30 Haziran 2014 Pazartesi

marcel proust


"Benjamin’e göre, yaşlanan bedenin tüm kusurları ve lekeleri, yaş alıyor olmanın doğal sonuçları ya da (çoğu zaman kendimizi avutmak için söylediğimiz gibi) ulaşılan bilgeliğin emareleri değildirler.
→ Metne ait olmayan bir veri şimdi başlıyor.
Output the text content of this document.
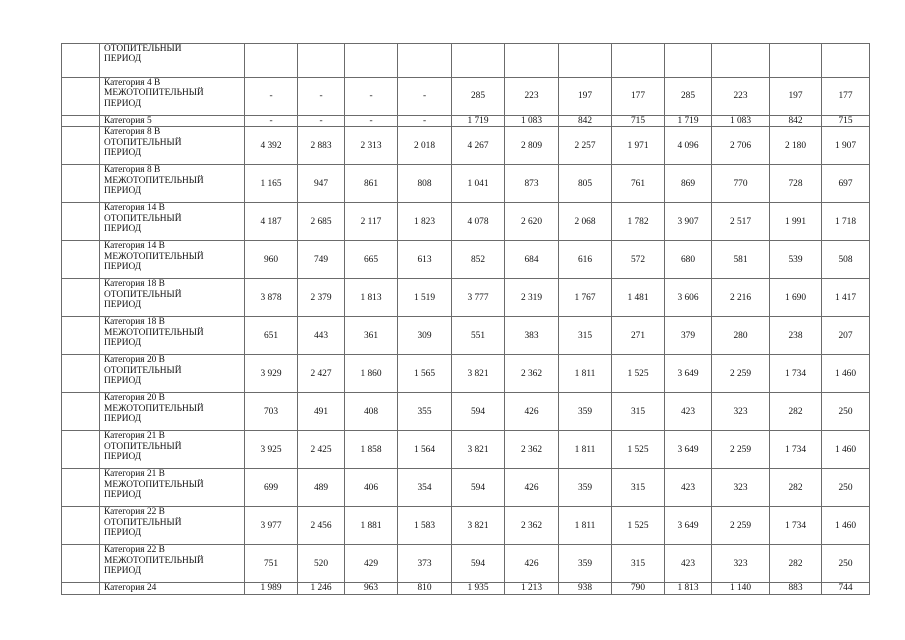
	ОТОПИТЕЛЬНЫЙ
ПЕРИОД												

	Категория 4 В
МЕЖОТОПИТЕЛЬНЫЙ
ПЕРИОД	-	-	-	-	285	223	197	177	285	223	197	177

	Категория 5	-	-	-	-	1 719	1 083	842	715	1 719	1 083	842	715

	Категория 8 В
ОТОПИТЕЛЬНЫЙ
ПЕРИОД	4 392	2 883	2 313	2 018	4 267	2 809	2 257	1 971	4 096	2 706	2 180	1 907

	Категория 8 В
МЕЖОТОПИТЕЛЬНЫЙ
ПЕРИОД	1 165	947	861	808	1 041	873	805	761	869	770	728	697

	Категория 14 В
ОТОПИТЕЛЬНЫЙ
ПЕРИОД	4 187	2 685	2 117	1 823	4 078	2 620	2 068	1 782	3 907	2 517	1 991	1 718

	Категория 14 В
МЕЖОТОПИТЕЛЬНЫЙ
ПЕРИОД	960	749	665	613	852	684	616	572	680	581	539	508

	Категория 18 В
ОТОПИТЕЛЬНЫЙ
ПЕРИОД	3 878	2 379	1 813	1 519	3 777	2 319	1 767	1 481	3 606	2 216	1 690	1 417

	Категория 18 В
МЕЖОТОПИТЕЛЬНЫЙ
ПЕРИОД	651	443	361	309	551	383	315	271	379	280	238	207

	Категория 20 В
ОТОПИТЕЛЬНЫЙ
ПЕРИОД	3 929	2 427	1 860	1 565	3 821	2 362	1 811	1 525	3 649	2 259	1 734	1 460

	Категория 20 В
МЕЖОТОПИТЕЛЬНЫЙ
ПЕРИОД	703	491	408	355	594	426	359	315	423	323	282	250

	Категория 21 В
ОТОПИТЕЛЬНЫЙ
ПЕРИОД	3 925	2 425	1 858	1 564	3 821	2 362	1 811	1 525	3 649	2 259	1 734	1 460

	Категория 21 В
МЕЖОТОПИТЕЛЬНЫЙ
ПЕРИОД	699	489	406	354	594	426	359	315	423	323	282	250

	Категория 22 В
ОТОПИТЕЛЬНЫЙ
ПЕРИОД	3 977	2 456	1 881	1 583	3 821	2 362	1 811	1 525	3 649	2 259	1 734	1 460

	Категория 22 В
МЕЖОТОПИТЕЛЬНЫЙ
ПЕРИОД	751	520	429	373	594	426	359	315	423	323	282	250

	Категория 24	1 989	1 246	963	810	1 935	1 213	938	790	1 813	1 140	883	744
Bu izler, ne iç dünyamızda olan bitenin dışa yansımasıdır, ne aile yadigârı yüz hatlarının nüksetmesi, ne de maneviyatımızın gözle görünür kayıtları… Bu izlerin hiçbir olumlu anlamı ya da hermeneutik içeriği yoktur; onlara kalıntı, iz ya da işaret demek bile onları gereğinden fazla yüceltmek sayılır. İzler, daha ziyade yaşanmamışlıkların göstergeleridir: Kaçırılmış, çarçur edilmiş, bozulmuş yaşantıların damgaları – en can alıcı anda, yaşanmışlık olarak. kaydedilmeyi başaramayan yaşantıların."
Rebecca Comay
[Proust], hiçbirimizin alnımıza yazılmış gerçek dramları yaşayacak vaktimiz olmadığına tüm benliğiyle inanır. Bizi yaşlandıran da budur – sadece bu, başka hiçbir şey değil. Yüzlerimizdeki kırışıklıklar ve çizgiler, bize uğrayan, ancak ev sahipleri olan bizleri evde bulamayan muhteşem tutkuların, günahların ve önsezilerin kayıtlarıdır yalnızca.
walter benjamin
[H]afızamızın en güçlü kısmı bizim dışımızda, çisentili bir rüzgârda, bir odanın rutubet kokusunda veya yanmaya başlayan bir ateşin ilk andaki kokusundadır; kendi benliğimize ait, zekâmızın işe yaramaz diye küçümsediği şeyi, geçmişin son ve en güçlü kalıntısını, bütün gözyaşlarımız dinmiş gibi görünürken hâlâ bizi ağlatabilen şeyi bulduğumuz her yerdedir. Bizim dışımızda mı? Daha doğrusu içimizdedir, ama bizim kendi bakışlarımızdan gizlenmiş, iyi kötü devam eden bir unutuşa gömülmüştür. Ancak bu unutuş sayesindedir ki, ara sıra eski benliğimizi bulur, olaylar karşısında o eski benlik gibi tavır alır, artık kendimiz değil, o insan olduğumuz için ve şimdi bizim ilgisiz kaldığımız şeyi o insan sevdiği için, yeniden acı çekeriz. Günlük hafızanın parlak aydınlığında, geçmişin hayalleri yavaş yavaş solar, silinir, sonunda geriye bir şey kalmaz; onları bir daha bulmamız mümkün değildir artık. Daha doğrusu, bazı kelimeler özenle unutuşa gömülmüş olmasaydı, bu hayalleri bulmamız mümkün olmazdı; tıpkı bir nüshası Ulusal Kütüphane’ye teslim edilmeyen bir kitabın bulunmasının imkânsız olabileceği gibi.”